In this circumstance, Barry is not competing with other players in "the steroid era" he's competing with history and all of the players that came before and will come after him.
Obviously, there are many players in this current generation that are using or have used performance enhancing drugs. In that context, if Barry's use allowed him and his team to compete and win more effectively against these other "cheaters", then I would have no problem with that.
But, Barry's achievement is not that he anchored his team to victory over scores of other juiced up players. It's that he hit more lifetime homers that Ruth, Mays, and Aaron. Players that did not have the unnatural, and illegal, advantage that Bond's has had. Additionally, he is in the process of setting what will likely be an impossibly high mark for all future players. Further tainting what is, arguably, the greatest achievement in all of sports.
Oh yeah, I hate baseball, Wolfman's got Nards, and Vikramjit wants his soap back.
I can understand that point of view, but I don't buy "competeing with history" when the sport of baseball itself has been designed to have hitting records dwarfed anyway. The lowered pitching mound, stadiums with shorter fences, domed stadiums, allegedly juiced baseballs, expansion which dilutes the pitching talent pool..all of these have played much bigger factors in the increase of offensive total than steroids ever could.
In the last 20 years baseball, by design, has proven that all that matters is we have higher scoring games to keep the fans happy and attendance up, history be damned.
You have realize Juano that history takes care of itself sometimes, especially in sports. For example, take Rafael Palmeiro vs. Reggie Jackson. A slugger from this generation and a slugger from the generation before. For his career, Palmeiro had a .288 Avg 569 HRs and 1835 RBI in a 20 yr career. Reggie Jackson had an .262 Avg. 563 HRs and 1702 RBI over a 21 year career. Even before the steroid allegations of Palmeiro, who stood out in the fan's eyes as the greater slugger?
While I'm okay with Bonds breaking the record, I don't think that in anyway diminishes what Ruth, Mays, and Aaron accomplished. Where Bonds stands, I think history will sort that out for itself.

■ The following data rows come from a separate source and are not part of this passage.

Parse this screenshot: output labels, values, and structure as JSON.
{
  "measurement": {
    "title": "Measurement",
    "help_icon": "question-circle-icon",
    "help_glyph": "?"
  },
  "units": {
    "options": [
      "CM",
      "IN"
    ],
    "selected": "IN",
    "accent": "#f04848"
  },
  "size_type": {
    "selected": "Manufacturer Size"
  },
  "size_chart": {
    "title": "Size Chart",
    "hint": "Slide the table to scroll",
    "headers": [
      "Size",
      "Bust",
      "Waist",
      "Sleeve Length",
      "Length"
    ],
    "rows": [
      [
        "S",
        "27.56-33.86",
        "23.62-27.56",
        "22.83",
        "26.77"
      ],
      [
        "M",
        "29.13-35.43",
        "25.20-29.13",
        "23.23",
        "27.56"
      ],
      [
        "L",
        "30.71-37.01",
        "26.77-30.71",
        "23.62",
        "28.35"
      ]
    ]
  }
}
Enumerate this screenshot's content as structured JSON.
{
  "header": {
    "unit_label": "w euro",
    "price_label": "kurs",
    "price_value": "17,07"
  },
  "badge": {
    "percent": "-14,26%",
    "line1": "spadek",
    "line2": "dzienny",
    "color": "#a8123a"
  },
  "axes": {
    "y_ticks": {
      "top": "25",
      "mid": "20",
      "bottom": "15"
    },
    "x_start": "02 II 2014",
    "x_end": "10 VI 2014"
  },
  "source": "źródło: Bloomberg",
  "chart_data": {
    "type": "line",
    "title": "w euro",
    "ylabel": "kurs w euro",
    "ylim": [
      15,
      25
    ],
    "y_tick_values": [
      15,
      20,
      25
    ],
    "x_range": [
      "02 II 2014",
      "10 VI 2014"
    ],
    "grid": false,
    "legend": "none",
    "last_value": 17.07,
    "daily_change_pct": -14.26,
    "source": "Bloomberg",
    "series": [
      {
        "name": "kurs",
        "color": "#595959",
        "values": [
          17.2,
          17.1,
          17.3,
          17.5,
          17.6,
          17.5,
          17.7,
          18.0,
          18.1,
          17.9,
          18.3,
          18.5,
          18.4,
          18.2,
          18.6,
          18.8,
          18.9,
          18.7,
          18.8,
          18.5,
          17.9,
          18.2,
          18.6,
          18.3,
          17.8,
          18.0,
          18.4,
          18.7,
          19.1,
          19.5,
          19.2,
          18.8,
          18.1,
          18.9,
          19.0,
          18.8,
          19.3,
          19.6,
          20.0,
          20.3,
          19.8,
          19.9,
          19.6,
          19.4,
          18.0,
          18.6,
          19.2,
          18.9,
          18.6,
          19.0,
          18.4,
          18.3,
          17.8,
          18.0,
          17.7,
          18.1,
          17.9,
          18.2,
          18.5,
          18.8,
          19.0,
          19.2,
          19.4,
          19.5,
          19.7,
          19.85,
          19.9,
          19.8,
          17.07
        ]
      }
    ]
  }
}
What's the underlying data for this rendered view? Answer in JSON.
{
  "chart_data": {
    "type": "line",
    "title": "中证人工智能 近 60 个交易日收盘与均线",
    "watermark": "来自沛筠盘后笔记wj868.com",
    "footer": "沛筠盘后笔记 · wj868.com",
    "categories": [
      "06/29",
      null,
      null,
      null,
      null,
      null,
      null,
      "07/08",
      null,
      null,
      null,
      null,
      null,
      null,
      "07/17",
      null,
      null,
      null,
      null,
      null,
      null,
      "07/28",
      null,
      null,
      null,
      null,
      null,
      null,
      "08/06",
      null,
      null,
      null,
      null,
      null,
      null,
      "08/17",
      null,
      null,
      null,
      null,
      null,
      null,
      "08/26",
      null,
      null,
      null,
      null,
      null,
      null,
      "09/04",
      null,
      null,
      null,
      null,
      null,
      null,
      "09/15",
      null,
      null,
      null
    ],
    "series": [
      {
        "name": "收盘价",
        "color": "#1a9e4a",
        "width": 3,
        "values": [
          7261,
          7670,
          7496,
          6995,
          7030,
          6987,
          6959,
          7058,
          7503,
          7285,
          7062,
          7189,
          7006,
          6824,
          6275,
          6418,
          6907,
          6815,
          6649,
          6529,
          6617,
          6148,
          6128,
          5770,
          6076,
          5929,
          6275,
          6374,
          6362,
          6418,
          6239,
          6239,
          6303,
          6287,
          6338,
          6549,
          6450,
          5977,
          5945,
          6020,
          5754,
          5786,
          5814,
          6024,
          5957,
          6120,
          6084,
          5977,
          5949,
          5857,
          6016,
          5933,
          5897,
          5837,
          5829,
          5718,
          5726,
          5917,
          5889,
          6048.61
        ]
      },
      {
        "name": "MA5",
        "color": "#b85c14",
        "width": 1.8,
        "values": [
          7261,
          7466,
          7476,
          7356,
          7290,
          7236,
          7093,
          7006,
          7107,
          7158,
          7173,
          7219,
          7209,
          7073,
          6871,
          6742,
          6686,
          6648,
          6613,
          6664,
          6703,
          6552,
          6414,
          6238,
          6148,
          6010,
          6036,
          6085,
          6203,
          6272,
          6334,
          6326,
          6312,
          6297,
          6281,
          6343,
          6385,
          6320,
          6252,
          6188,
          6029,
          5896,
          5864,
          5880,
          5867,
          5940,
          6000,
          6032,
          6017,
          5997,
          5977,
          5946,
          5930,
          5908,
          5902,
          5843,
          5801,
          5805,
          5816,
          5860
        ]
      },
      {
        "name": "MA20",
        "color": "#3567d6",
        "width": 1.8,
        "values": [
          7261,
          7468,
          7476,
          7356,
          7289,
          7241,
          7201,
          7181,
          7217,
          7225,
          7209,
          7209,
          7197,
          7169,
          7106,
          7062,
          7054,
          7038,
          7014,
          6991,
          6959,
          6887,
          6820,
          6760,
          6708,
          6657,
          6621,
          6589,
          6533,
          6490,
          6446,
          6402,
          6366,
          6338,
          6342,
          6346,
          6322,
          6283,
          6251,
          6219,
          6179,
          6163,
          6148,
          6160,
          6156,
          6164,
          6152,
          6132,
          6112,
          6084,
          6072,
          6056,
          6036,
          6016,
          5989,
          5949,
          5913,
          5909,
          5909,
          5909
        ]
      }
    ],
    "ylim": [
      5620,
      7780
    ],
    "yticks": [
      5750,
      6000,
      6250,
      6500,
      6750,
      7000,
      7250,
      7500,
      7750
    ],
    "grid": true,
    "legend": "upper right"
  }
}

One last thing: ARRRRGHHH Ya little kids!
Pajo and Juano,
If you normalize Bond's achievement by arguing that baseball has promoted higher scores through lower mounds, shorter porches, and a storied history of cheating, then we have to accept that any behavior or artificial enhancement not prohibited is allowed. In my opinion, the crime committed is that Barry has climbed the highest mountain in sports with an oxygen tank on his back which gives him a pervasive advantage because he had equipment that not all players had (even if they had access to cream/clear, not everyone used it). This is outside the context of "cheating" in baseball. There is a clear difference in my mind between stealing a sign during a single game and cheating every at bat because your body is loaded with beef-roids. Framing pitches doesn't always work, but if you are loaded up before games, every at bat is impacted by that enhancement. I see a clear difference.
If he is not proven a cheat legally, then he will sit along side Lance Armstrong under the spotlight of "how could one individual rule a sport so dominantly for a period of time when others didn't rise to the same level?" In cycling, others were caught, just as others have been found to have used steroids in baseball. If steroids work, then others would have blown by Barry, just as other cyclists would have blown by Lance, unless they were also using something to enhance performance. In Game of Shadows, Barry made the decision to start steroids when he saw the attention sosa and McGuire received during the chase. It was at that point that Barry's numbers jumped drastically and his head became a weather balloon.
In my mind, it will be worse for baseball if Barry is not outed. I agree with Juan that the record will be unreachable without enhancement which has a far reaching negative ripple effect for generations to come as they look up to the numbers and have no natural way to reach them.